The Great Historical Novel Boom?

chee-dutton-covers

I keep this running tab of favorite books of the year on my laptop, which I assume I’ll share at some point in the future, probably in early December when people say they’re sick of lists that document the best books of the year, but they read them anyway. I won’t give too much away, but I’ll say that early on in this year, memoirs and short story collections are really dominating, and I haven’t been that into novels. I don’t know if that’s because I’m just more into fiction in short bursts and nonfiction right now, or if because, frankly, a lot of novels just don’t sound that interesting, but there is an interesting connection between the two 2016 novels that have floored me this year.

“What I knew is that when I would describe the subject of my novel to friends—an opera singer in the court of France’s Second Empire is afraid her voice is cursed, dooming her to repeat the fates of her roles—they would look at me, confused, only to respond, “Oh, you’re writing a historical novel,’” Alexander Chee wrote for The New Republic about how readers and writers react to historical fiction. Chee, as you may have guessed, wrote one of the 2016 novels that I’m most excited about. The other, Danielle Dutton’s mesmerizing Margaret the First, which is described by the publisher as “a contemporary novel set in the past,” is also just as easily described as a historical novel, but like with Chee’s book, I swear that not meant to sound like an insult. It’s a very good thing.

The term “historical novel” is a loaded one, as Chee does a far more eloquent job pointing out in his New Republic piece. There are some astonishingly bad ones out there; I know this because I’ve read a bunch of them. Some are over-researched and stiff, others are under-researched and corny; some are written in a style that might come off as too contemporary and not true to the time, others read like the writer came up with the dialect the characters speak by watching films that might take place in the same time as the novel. Some have really incredibly stupid and somewhat insulting plots, other are just dry and boring. As a rule of thumb, I tend to approach historical novels very cautiously.

So what do Chee and Dutton offer that others may not? Simple: more novel, less history lesson. Both writers put story and craft before everything; the time and place is all part of it, but the unforgettable characters and writing make their novels feel timeless, and not relegated to something you’d pick off of a history professor’s shelf or that gets weighted down by the author trying so damn hard that it feels forced and boring. Novels are supposed to transport us somewhere, so going backwards in time with characters that actually existed at one point shouldn’t be such a tasteless experience. I’m all for historical novels because of that, I just don’t find many I like. Two released so close together make me think that maybe we’re on the verge of something, and that maybe it’s a new golden era for the historical novel.
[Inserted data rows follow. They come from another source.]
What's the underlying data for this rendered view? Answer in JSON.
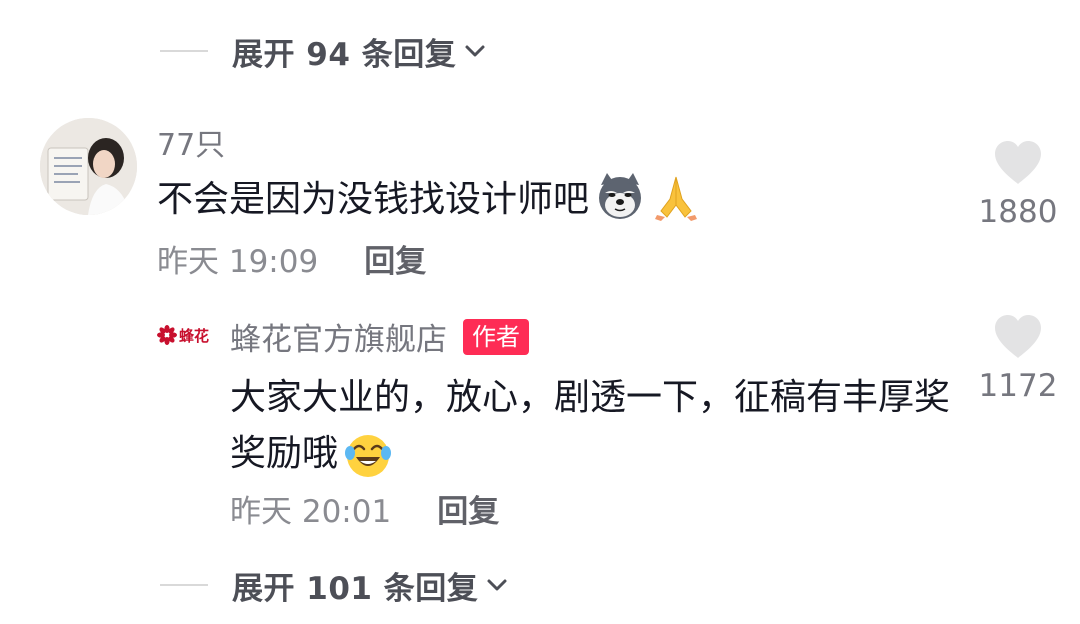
{
  "expand_top": {
    "label": "展开 94 条回复"
  },
  "comment": {
    "username": "77只",
    "text": "不会是因为没钱找设计师吧",
    "time": "昨天 19:09",
    "reply_label": "回复",
    "likes": "1880",
    "emojis": [
      "husky-dog-emoji",
      "praying-hands-emoji"
    ]
  },
  "reply": {
    "brand_logo_text": "蜂花",
    "username": "蜂花官方旗舰店",
    "badge": "作者",
    "text": "大家大业的，放心，剧透一下，征稿有丰厚奖奖励哦",
    "time": "昨天 20:01",
    "reply_label": "回复",
    "likes": "1172",
    "emojis": [
      "tears-of-joy-emoji"
    ]
  },
  "expand_bottom": {
    "label": "展开 101 条回复"
  },
  "colors": {
    "primary_text": "#161823",
    "secondary_text": "#76777f",
    "author_badge": "#fe2c55",
    "heart": "#e3e3e4",
    "brand_red": "#c8102e"
  }
}
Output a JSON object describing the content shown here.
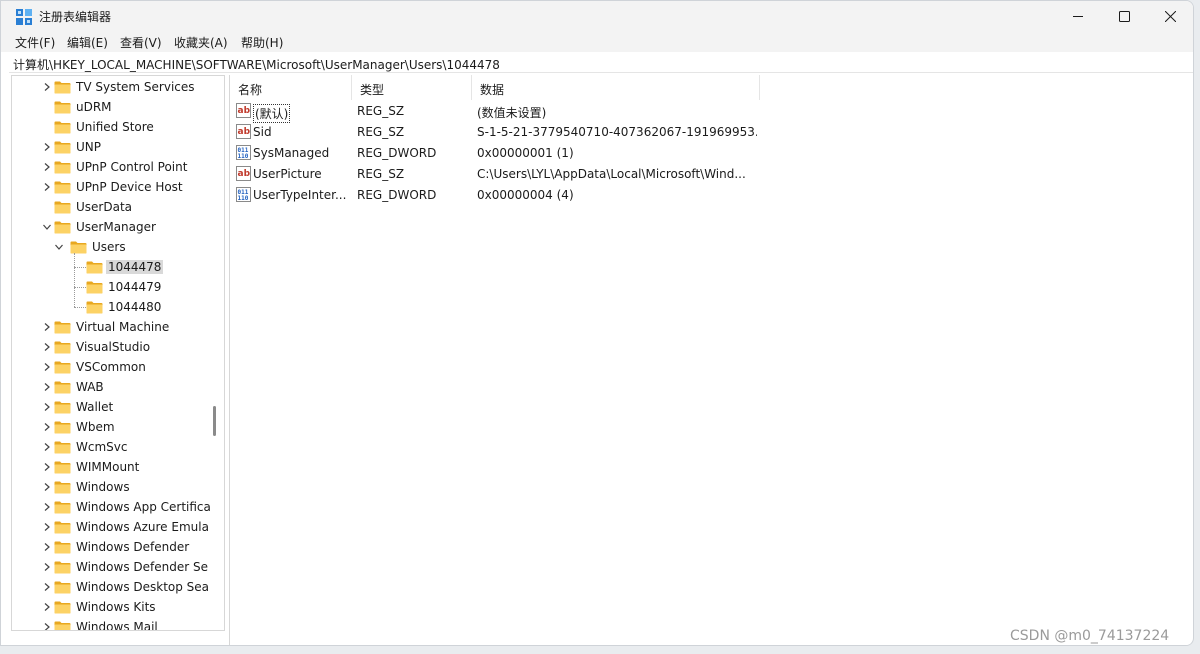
{
  "window": {
    "title": "注册表编辑器"
  },
  "menu": {
    "items": [
      "文件(F)",
      "编辑(E)",
      "查看(V)",
      "收藏夹(A)",
      "帮助(H)"
    ]
  },
  "address": {
    "path": "计算机\\HKEY_LOCAL_MACHINE\\SOFTWARE\\Microsoft\\UserManager\\Users\\1044478"
  },
  "tree": {
    "items": [
      {
        "label": "TV System Services",
        "expandable": true
      },
      {
        "label": "uDRM",
        "expandable": false
      },
      {
        "label": "Unified Store",
        "expandable": false
      },
      {
        "label": "UNP",
        "expandable": true
      },
      {
        "label": "UPnP Control Point",
        "expandable": true
      },
      {
        "label": "UPnP Device Host",
        "expandable": true
      },
      {
        "label": "UserData",
        "expandable": false
      },
      {
        "label": "UserManager",
        "expandable": true,
        "expanded": true
      },
      {
        "label": "Users",
        "expandable": true,
        "expanded": true
      },
      {
        "label": "1044478",
        "selected": true
      },
      {
        "label": "1044479"
      },
      {
        "label": "1044480"
      },
      {
        "label": "Virtual Machine",
        "expandable": true
      },
      {
        "label": "VisualStudio",
        "expandable": true
      },
      {
        "label": "VSCommon",
        "expandable": true
      },
      {
        "label": "WAB",
        "expandable": true
      },
      {
        "label": "Wallet",
        "expandable": true
      },
      {
        "label": "Wbem",
        "expandable": true
      },
      {
        "label": "WcmSvc",
        "expandable": true
      },
      {
        "label": "WIMMount",
        "expandable": true
      },
      {
        "label": "Windows",
        "expandable": true
      },
      {
        "label": "Windows App Certifica",
        "expandable": true
      },
      {
        "label": "Windows Azure Emula",
        "expandable": true
      },
      {
        "label": "Windows Defender",
        "expandable": true
      },
      {
        "label": "Windows Defender Se",
        "expandable": true
      },
      {
        "label": "Windows Desktop Sea",
        "expandable": true
      },
      {
        "label": "Windows Kits",
        "expandable": true
      },
      {
        "label": "Windows Mail",
        "expandable": true
      }
    ]
  },
  "list": {
    "columns": [
      "名称",
      "类型",
      "数据"
    ],
    "rows": [
      {
        "icon": "string-value-icon",
        "name": "(默认)",
        "type": "REG_SZ",
        "data": "(数值未设置)"
      },
      {
        "icon": "string-value-icon",
        "name": "Sid",
        "type": "REG_SZ",
        "data": "S-1-5-21-3779540710-407362067-191969953..."
      },
      {
        "icon": "dword-value-icon",
        "name": "SysManaged",
        "type": "REG_DWORD",
        "data": "0x00000001 (1)"
      },
      {
        "icon": "string-value-icon",
        "name": "UserPicture",
        "type": "REG_SZ",
        "data": "C:\\Users\\LYL\\AppData\\Local\\Microsoft\\Wind..."
      },
      {
        "icon": "dword-value-icon",
        "name": "UserTypeInter...",
        "type": "REG_DWORD",
        "data": "0x00000004 (4)"
      }
    ]
  },
  "watermark": {
    "text": "CSDN @m0_74137224"
  }
}
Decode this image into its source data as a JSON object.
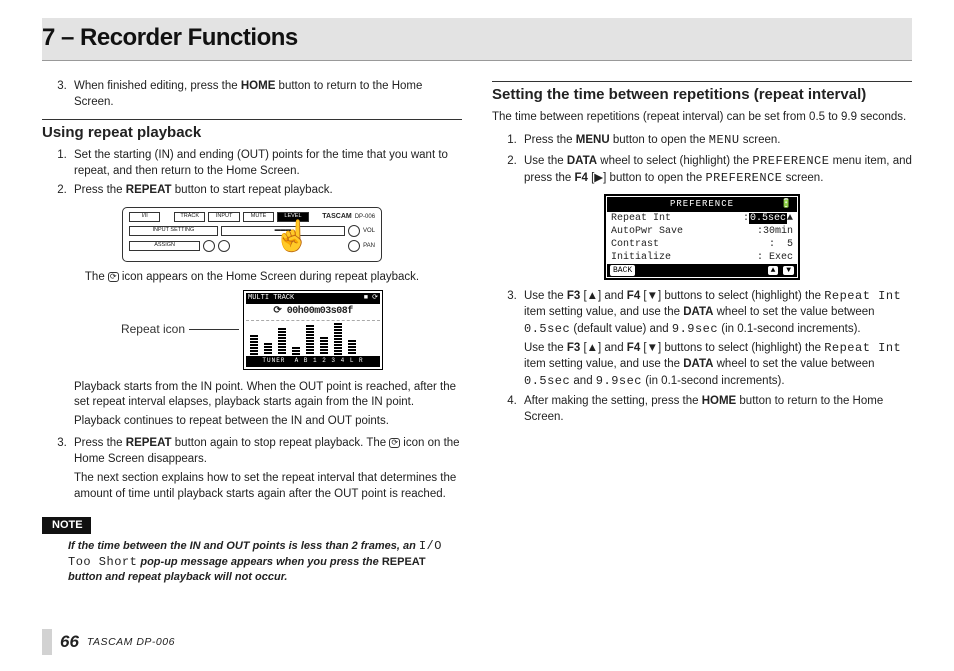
{
  "chapter": "7 – Recorder Functions",
  "left": {
    "top_steps_start": 3,
    "top_steps": [
      {
        "pre": "When finished editing, press the ",
        "b": "HOME",
        "post": " button to return to the Home Screen."
      }
    ],
    "section1": "Using repeat playback",
    "s1_steps": [
      {
        "text": "Set the starting (IN) and ending (OUT) points for the time that you want to repeat, and then return to the Home Screen."
      },
      {
        "pre": "Press the ",
        "b": "REPEAT",
        "post": " button to start repeat playback."
      }
    ],
    "device": {
      "brand": "TASCAM",
      "model": "DP-006",
      "labels": [
        "I/II",
        "TRACK",
        "INPUT",
        "MUTE",
        "LEVEL"
      ],
      "row2": [
        "INPUT SETTING",
        "▬▬▬",
        "VOL"
      ],
      "row3": [
        "ASSIGN",
        "PAN"
      ]
    },
    "fig1_caption_pre": "The ",
    "fig1_caption_post": " icon appears on the Home Screen during repeat playback.",
    "repeat_label": "Repeat icon",
    "screen": {
      "topL": "MULTI TRACK",
      "topR": "■ ⟳",
      "time": "⟳ 00h00m03s08f",
      "bars": [
        60,
        35,
        80,
        25,
        90,
        55,
        95,
        45
      ],
      "bottomL": "TUNER",
      "bottomR": "A B 1 2 3 4 L R"
    },
    "para1": "Playback starts from the IN point. When the OUT point is reached, after the set repeat interval elapses, playback starts again from the IN point.",
    "para2": "Playback continues to repeat between the IN and OUT points.",
    "s1_step3": {
      "pre": "Press the ",
      "b": "REPEAT",
      "mid": " button again to stop repeat playback. The ",
      "post": " icon on the Home Screen disappears."
    },
    "para3": "The next section explains how to set the repeat interval that determines the amount of time until playback starts again after the OUT point is reached.",
    "note_tag": "NOTE",
    "note": {
      "l1": "If the time between the IN and OUT points is less than 2 frames, an ",
      "lcd": "I/O Too Short",
      "l2": " pop-up message appears when you press the ",
      "b": "REPEAT",
      "l3": " button and repeat playback will not occur."
    }
  },
  "right": {
    "section2": "Setting the time between repetitions (repeat interval)",
    "intro": "The time between repetitions (repeat interval) can be set from 0.5 to 9.9 seconds.",
    "steps": [
      {
        "pre": "Press the ",
        "b": "MENU",
        "mid": " button to open the ",
        "lcd": "MENU",
        "post": " screen."
      },
      {
        "pre": "Use the ",
        "b": "DATA",
        "mid": " wheel to select (highlight) the ",
        "lcd": "PREFERENCE",
        "mid2": " menu item, and press the ",
        "b2": "F4",
        "glyph": " [▶] button to open the ",
        "lcd2": "PREFERENCE",
        "post": " screen."
      }
    ],
    "pref_screen": {
      "title": "PREFERENCE",
      "title_r": "🔋",
      "lines": [
        {
          "k": "Repeat Int",
          "v": "0.5sec",
          "hl": true,
          "arrow": "▲"
        },
        {
          "k": "AutoPwr Save",
          "v": "30min"
        },
        {
          "k": "Contrast",
          "v": "5"
        },
        {
          "k": "Initialize",
          "v": "Exec"
        }
      ],
      "bottomL": "BACK",
      "bottomR": "▲  ▼"
    },
    "step3a": {
      "pre": "Use the ",
      "b1": "F3",
      "g1": " [▲] and ",
      "b2": "F4",
      "g2": " [▼] buttons to select (highlight) the ",
      "lcd1": "Repeat Int",
      "mid": " item setting value, and use the ",
      "b3": "DATA",
      "mid2": " wheel to set the value between ",
      "lcd2": "0.5sec",
      "mid3": " (default value) and ",
      "lcd3": "9.9sec",
      "post": " (in 0.1-second increments)."
    },
    "step3b": {
      "pre": "Use the ",
      "b1": "F3",
      "g1": " [▲] and ",
      "b2": "F4",
      "g2": " [▼] buttons to select (highlight) the ",
      "lcd1": "Repeat Int",
      "mid": " item setting value, and use the ",
      "b3": "DATA",
      "mid2": " wheel to set the value between ",
      "lcd2": "0.5sec",
      "mid3": " and ",
      "lcd3": "9.9sec",
      "post": " (in 0.1-second increments)."
    },
    "step4": {
      "pre": "After making the setting, press the ",
      "b": "HOME",
      "post": " button to return to the Home Screen."
    }
  },
  "footer": {
    "page": "66",
    "model": "TASCAM  DP-006"
  }
}
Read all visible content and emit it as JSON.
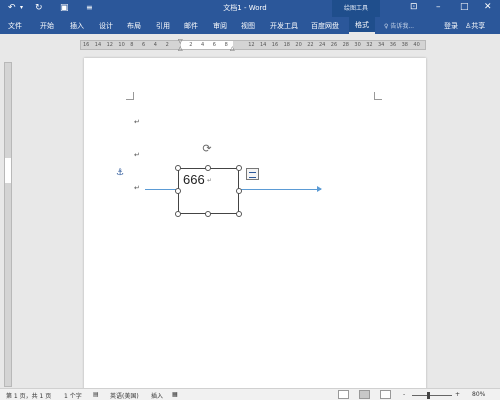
{
  "titlebar": {
    "undo_icon": "undo-icon",
    "redo_icon": "redo-icon",
    "save_icon": "save-icon",
    "customize_icon": "customize-qat-icon",
    "title": "文档1 - Word",
    "drawing_tools": "绘图工具"
  },
  "ribbon": {
    "tabs": [
      "文件",
      "开始",
      "插入",
      "设计",
      "布局",
      "引用",
      "邮件",
      "审阅",
      "视图",
      "开发工具",
      "百度网盘",
      "格式"
    ],
    "active_tab": "格式",
    "search_placeholder": "告诉我...",
    "login": "登录",
    "share": "共享"
  },
  "ruler": {
    "ticks": [
      "16",
      "14",
      "12",
      "10",
      "8",
      "6",
      "4",
      "2",
      "",
      "2",
      "4",
      "6",
      "8",
      "",
      "12",
      "14",
      "16",
      "18",
      "20",
      "22",
      "24",
      "26",
      "28",
      "30",
      "32",
      "34",
      "36",
      "38",
      "40"
    ]
  },
  "document": {
    "textbox_text": "666",
    "paragraph_mark": "↵"
  },
  "statusbar": {
    "page": "第 1 页，共 1 页",
    "words": "1 个字",
    "language": "英语(美国)",
    "mode": "插入",
    "zoom_minus": "-",
    "zoom_plus": "+",
    "zoom": "80%",
    "zoom_level": 0.8
  }
}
I don’t normally find myself longing for a good historical novel since I’ve had so many bad experiences with them in the past (note: I have read a few very good historical novels as well, just more bad than good), but after finishing and loving Chee and Dutton’s books, I’m hopeful that I’ll find a few more to my liking and the trend continues. But if these are the only two I end up liking for some time, that’s just fine by me as well. They’re both shining examples of what great historical novels could be.